MEMORANDUM **
Jose Luciano Ordinola Hernandez and his son, natives and citizens of Mexico, petition for review of the Board of Immigration Appeals’ (“BIA”) order dismissing their appeal from an immigration judge’s (“IJ”) decision denying their application for asylum, withholding of removal, and protection under the Convention Against Torture (“CAT”). We have jurisdiction under 8 U.S.C. § 1252. We review for substantial evidence, Zehatye v. Gonzales, 453 F.3d 1182, 1184-85 (9th Cir.2006), and we deny the petition for review.
Ordinola’s contention that the BIA lacked authority to deny his asylum application on a different ground from that relied upon by the IJ lacks merit because the BIA has authority to review de novo “questions of law, discretion, and judgment and all other issues in appeals from decisions of immigration judges.” 8 C.F.R. § 1003.1(d)(3)(h).
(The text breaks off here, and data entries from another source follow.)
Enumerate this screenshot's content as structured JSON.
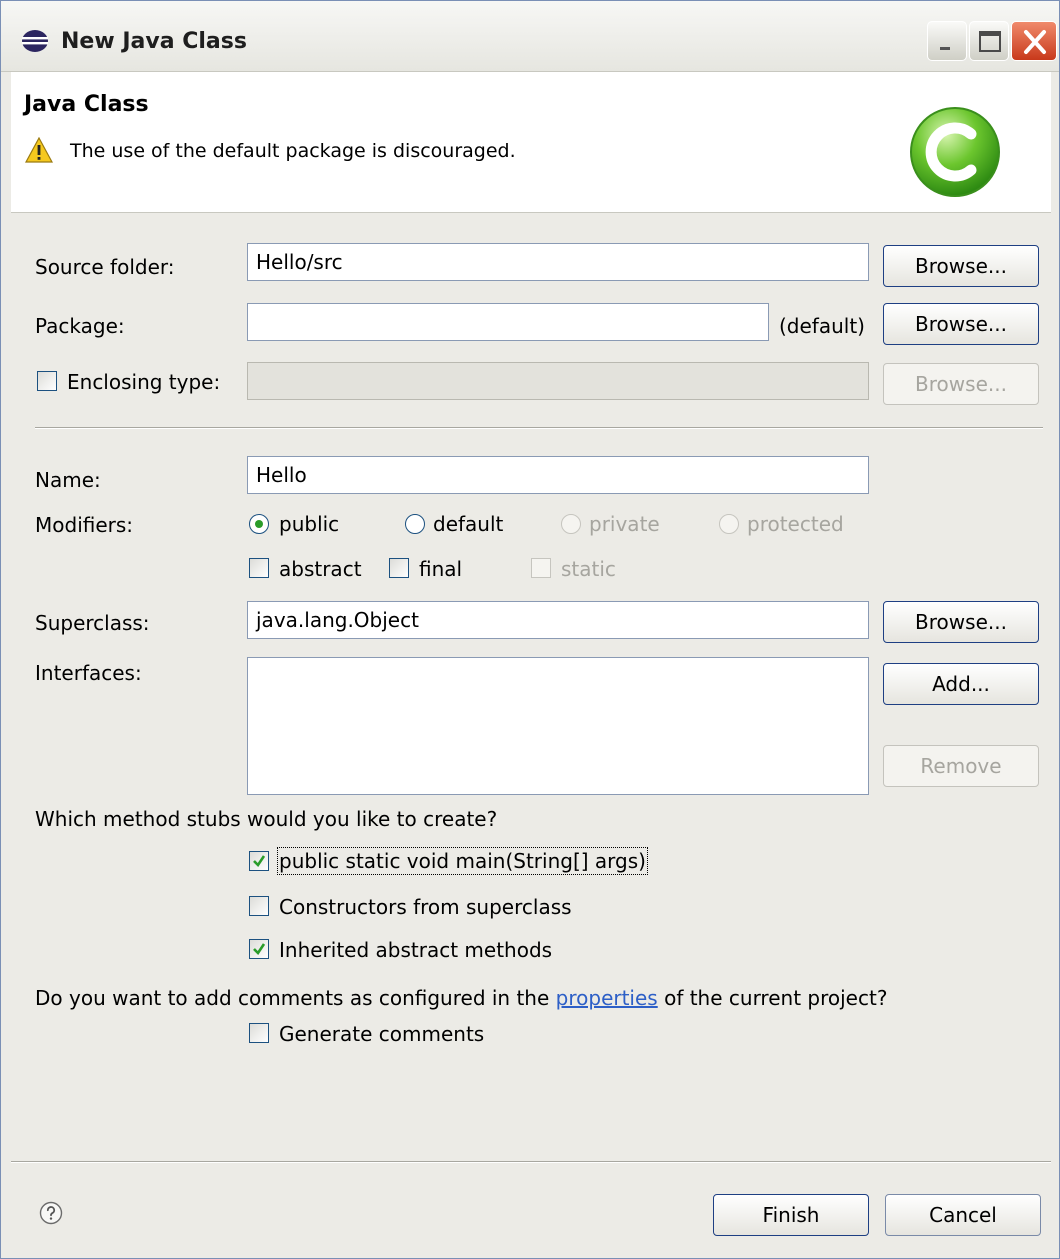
{
  "window": {
    "title": "New Java Class"
  },
  "header": {
    "title": "Java Class",
    "message": "The use of the default package is discouraged."
  },
  "form": {
    "source_folder": {
      "label": "Source folder:",
      "value": "Hello/src",
      "button": "Browse..."
    },
    "package": {
      "label": "Package:",
      "value": "",
      "suffix": "(default)",
      "button": "Browse..."
    },
    "enclosing_type": {
      "label": "Enclosing type:",
      "value": "",
      "button": "Browse...",
      "checked": false
    },
    "name": {
      "label": "Name:",
      "value": "Hello"
    },
    "modifiers": {
      "label": "Modifiers:",
      "access": [
        "public",
        "default",
        "private",
        "protected"
      ],
      "selected": "public",
      "flags": [
        "abstract",
        "final",
        "static"
      ]
    },
    "superclass": {
      "label": "Superclass:",
      "value": "java.lang.Object",
      "button": "Browse..."
    },
    "interfaces": {
      "label": "Interfaces:",
      "add_button": "Add...",
      "remove_button": "Remove",
      "items": []
    },
    "stubs": {
      "question": "Which method stubs would you like to create?",
      "options": [
        {
          "label": "public static void main(String[] args)",
          "checked": true
        },
        {
          "label": "Constructors from superclass",
          "checked": false
        },
        {
          "label": "Inherited abstract methods",
          "checked": true
        }
      ]
    },
    "comments": {
      "question_prefix": "Do you want to add comments as configured in the",
      "link": "properties",
      "question_suffix": "of the current project?",
      "option": {
        "label": "Generate comments",
        "checked": false
      }
    }
  },
  "footer": {
    "finish": "Finish",
    "cancel": "Cancel"
  },
  "icons": {
    "app": "eclipse-icon",
    "warning": "warning-icon",
    "class": "java-class-icon",
    "help": "help-icon"
  },
  "colors": {
    "accent": "#2a9c2a",
    "link": "#2d5fc7",
    "close": "#c8391b"
  }
}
In addition, the BIA provided the required reasoned analysis of the legal basis for its holding and specification of the particular facts on which it relied. See Stoyanov v. INS, 172 F.3d 731, 735-36 (9th Cir.1999) (court may affirm BIA’s decision on alternative ground when BIA adequately analyzes claim).
Substantial evidence supports the BIA’s determination that the harm Ordino-la suffered in Mexico did not rise to the level of past persecution, see Prasad v. INS, 47 F.3d 336, 339-40 (9th Cir.1995), and its determination that Ordinola failed to establish that the police targeted him on account of a protected ground, see Molina-Estrada v. INS, 293 F.3d 1089, 1094-95 (9th Cir.2002). Because Ordinola’s fear of future harm similarly is not on account of a protected ground, substantial evidence supports the BIA’s finding that he does not have a well-founded fear of future persecution. Accordingly, Ordinola’s asylum claim fails.
Because Ordinola failed to demonstrate eligibility for asylum, he necessarily failed to satisfy the more stringent standard for withholding of removal. See Zehatye, 453 F.3d at 1190.
Substantial evidence supports the BIA’s denial of CAT relief because Ordino-la failed to demonstrate that it was more likely than not that he would be tortured if *486he returns to Mexico. See Singh v. Gonzales, 439 F.3d 1100, 1113 (9th Cir.2006).
PETITION FOR REVIEW DENIED.
This disposition is not appropriate for publication and is not precedent except as provided by 9th Cir. R. 36-3.